Cari lettori del mistero e dell’ignoto, mentre il mondo si perde in celebrazioni di facciata, noi oggi scendiamo negli abissi. Dimenticate la retorica della “donna fragile”. Oggi parliamo di Medea, la nipote del Sole che ha trasformato il tradimento in un olocausto privato. Euripide ce la consegnò nel 431 a.C., e da allora non abbiamo ancora smesso di tremare davanti alla sua maschera.

Tutti conoscono Giasone e il Vello d’Oro. Ma la verità è che Giasone era un mediocre travestito da mito. Senza le arti farmaceutiche di Medea, senza che lei addormentasse i draghi e assassinasse il proprio fratello per garantirgli la fuga, l’eroe sarebbe solo un cadavere dimenticato in Colchide. Ma la gratitudine degli uomini è breve.

A Corinto, Giasone decide di scalare la gerarchia sociale e ripudia la sua “barbara” per sposare Creusa, la figlia del re. Lo fa con una razionalità viscida e smidollata, spacciando il tradimento per un “piano prudente” per il futuro dei figli. In un mondo di uomini, Medea lancia la sfida definitiva. Dice alle donne del coro di Corinto che preferirebbe scendere in battaglia tre volte piuttosto che partorire una sola. Non è solo una protesta: è la rivendicazione di un’anima che rifiuta il ruolo di vittima passiva. Quando Giasone le toglie tutto (lo status, il letto, il futuro) Medea smette di piangere e inizia a tramare.

Il suo regalo alla principessa Creusa è una corona che brucia la carne e un abito che si fa veleno. Ma non le basta. Per distruggere Giasone, Medea deve recidere il legame finale: i loro figli. Non è follia. È una scelta. Mentre ascoltiamo il suo monologo, divisa tra l’amore materno e la sete di vendetta, capiamo che Medea sta compiendo un rito di purificazione di sangue. Uccide il futuro di Giasone per riappropriarsi del proprio potere ancestrale.

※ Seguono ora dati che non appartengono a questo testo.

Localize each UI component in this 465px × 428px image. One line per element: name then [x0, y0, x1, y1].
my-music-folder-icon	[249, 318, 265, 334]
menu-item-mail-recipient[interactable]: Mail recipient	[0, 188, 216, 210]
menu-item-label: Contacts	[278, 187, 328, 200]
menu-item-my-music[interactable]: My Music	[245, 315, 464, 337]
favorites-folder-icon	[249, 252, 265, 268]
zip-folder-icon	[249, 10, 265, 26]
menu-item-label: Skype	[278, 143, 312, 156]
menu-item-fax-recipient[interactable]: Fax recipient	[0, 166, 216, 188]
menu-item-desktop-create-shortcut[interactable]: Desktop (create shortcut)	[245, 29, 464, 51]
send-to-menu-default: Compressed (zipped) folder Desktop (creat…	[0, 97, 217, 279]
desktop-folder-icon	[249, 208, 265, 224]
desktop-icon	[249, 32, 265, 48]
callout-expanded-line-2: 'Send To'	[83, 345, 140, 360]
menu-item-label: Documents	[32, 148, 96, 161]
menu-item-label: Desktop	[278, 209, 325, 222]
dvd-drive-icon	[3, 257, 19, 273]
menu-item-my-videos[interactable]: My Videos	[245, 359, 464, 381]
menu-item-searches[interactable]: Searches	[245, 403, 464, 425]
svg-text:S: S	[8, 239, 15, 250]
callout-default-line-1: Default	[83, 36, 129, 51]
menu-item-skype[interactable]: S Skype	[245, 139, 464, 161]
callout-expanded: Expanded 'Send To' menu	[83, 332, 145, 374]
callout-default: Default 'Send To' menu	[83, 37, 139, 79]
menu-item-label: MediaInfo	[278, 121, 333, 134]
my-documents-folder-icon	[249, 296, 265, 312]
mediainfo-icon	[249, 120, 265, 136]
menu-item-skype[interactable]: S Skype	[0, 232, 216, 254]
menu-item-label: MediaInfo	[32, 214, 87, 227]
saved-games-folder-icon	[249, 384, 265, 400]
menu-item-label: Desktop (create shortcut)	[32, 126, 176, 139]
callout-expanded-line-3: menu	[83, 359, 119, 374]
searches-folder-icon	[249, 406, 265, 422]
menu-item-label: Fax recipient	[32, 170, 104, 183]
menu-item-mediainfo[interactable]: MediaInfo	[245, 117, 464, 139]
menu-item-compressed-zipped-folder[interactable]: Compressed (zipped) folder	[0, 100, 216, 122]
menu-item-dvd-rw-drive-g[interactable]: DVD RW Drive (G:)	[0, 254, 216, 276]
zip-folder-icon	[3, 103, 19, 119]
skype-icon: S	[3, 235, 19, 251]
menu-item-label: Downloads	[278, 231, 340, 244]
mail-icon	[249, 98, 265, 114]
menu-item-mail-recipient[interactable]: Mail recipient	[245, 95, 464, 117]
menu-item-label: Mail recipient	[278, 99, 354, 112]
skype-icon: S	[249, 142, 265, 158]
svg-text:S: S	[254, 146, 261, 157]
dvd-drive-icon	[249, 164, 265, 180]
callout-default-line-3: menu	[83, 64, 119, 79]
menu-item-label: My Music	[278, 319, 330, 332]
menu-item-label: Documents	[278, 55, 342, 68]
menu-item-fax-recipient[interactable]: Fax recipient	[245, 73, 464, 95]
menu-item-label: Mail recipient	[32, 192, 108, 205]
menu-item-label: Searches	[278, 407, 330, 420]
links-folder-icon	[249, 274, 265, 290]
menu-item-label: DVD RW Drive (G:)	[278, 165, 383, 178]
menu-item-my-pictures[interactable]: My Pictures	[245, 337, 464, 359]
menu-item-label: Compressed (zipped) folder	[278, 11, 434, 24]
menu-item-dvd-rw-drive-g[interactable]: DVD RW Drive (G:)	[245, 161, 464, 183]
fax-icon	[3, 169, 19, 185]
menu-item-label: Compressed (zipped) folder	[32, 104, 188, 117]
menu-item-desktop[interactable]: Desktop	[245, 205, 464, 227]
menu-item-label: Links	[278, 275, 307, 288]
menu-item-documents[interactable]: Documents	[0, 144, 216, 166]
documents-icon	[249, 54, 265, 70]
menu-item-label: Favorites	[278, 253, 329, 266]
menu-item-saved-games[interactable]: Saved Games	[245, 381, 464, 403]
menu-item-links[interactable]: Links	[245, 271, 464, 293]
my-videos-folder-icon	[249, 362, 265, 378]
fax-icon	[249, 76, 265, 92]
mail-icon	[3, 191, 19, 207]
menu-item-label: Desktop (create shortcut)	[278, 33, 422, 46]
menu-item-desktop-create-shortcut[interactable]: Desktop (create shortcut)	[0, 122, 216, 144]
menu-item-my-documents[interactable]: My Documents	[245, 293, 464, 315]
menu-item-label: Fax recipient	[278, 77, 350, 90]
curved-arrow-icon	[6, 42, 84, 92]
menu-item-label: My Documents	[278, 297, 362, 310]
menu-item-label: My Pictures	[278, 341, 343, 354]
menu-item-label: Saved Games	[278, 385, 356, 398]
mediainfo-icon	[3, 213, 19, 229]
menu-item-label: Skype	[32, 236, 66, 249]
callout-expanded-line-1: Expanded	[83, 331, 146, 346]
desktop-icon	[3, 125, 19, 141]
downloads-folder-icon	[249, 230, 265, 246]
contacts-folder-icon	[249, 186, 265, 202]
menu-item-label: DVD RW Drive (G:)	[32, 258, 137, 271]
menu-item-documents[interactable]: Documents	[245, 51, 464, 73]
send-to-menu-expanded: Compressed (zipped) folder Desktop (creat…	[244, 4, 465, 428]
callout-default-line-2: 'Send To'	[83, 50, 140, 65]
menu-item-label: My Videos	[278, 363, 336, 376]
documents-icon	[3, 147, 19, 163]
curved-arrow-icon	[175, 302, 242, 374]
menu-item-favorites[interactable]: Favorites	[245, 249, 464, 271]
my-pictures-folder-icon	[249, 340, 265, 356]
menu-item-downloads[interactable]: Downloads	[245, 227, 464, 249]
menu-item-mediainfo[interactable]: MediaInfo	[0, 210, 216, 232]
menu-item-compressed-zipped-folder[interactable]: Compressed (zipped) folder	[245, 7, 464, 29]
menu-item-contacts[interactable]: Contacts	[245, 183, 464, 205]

Alla fine, non c’è prigione né tribunale: se ne va su un carro trainato da draghi, volando verso il Sole, lasciando dietro di sé solo cenere e silenzio. In fondo, Medea ci pone una domanda terribile: cosa succede quando una donna decide di non subire più il proprio destino e di diventarne la carnefice?

Questo è lo stesso tipo di abisso che esploro nel mio romanzo, “Il Richiamo”. Nel libro, Antonio scopre che il paranormale non è solo apparizioni e poltergeist, ma una forza sotterranea che richiede sacrifici estremi. Proprio come Medea affronta l’orrore delle proprie azioni per distruggere un mondo corrotto, Antonio deve decidere se resistere al richiamo di un potere oscuro o abbracciarlo per difendere ciò che ama.

Perché i veri demoni non vengono dall’esterno, ma dal sangue che scorre nelle nostre vene. Fatemi sapere cosa pensate di Medea e della sua storia qui sotto nei commenti e alla prossima.

Alice Tonini

3 risposte a “Medea: il sangue dell’8 marzo e il potere dell’oscurità 💐”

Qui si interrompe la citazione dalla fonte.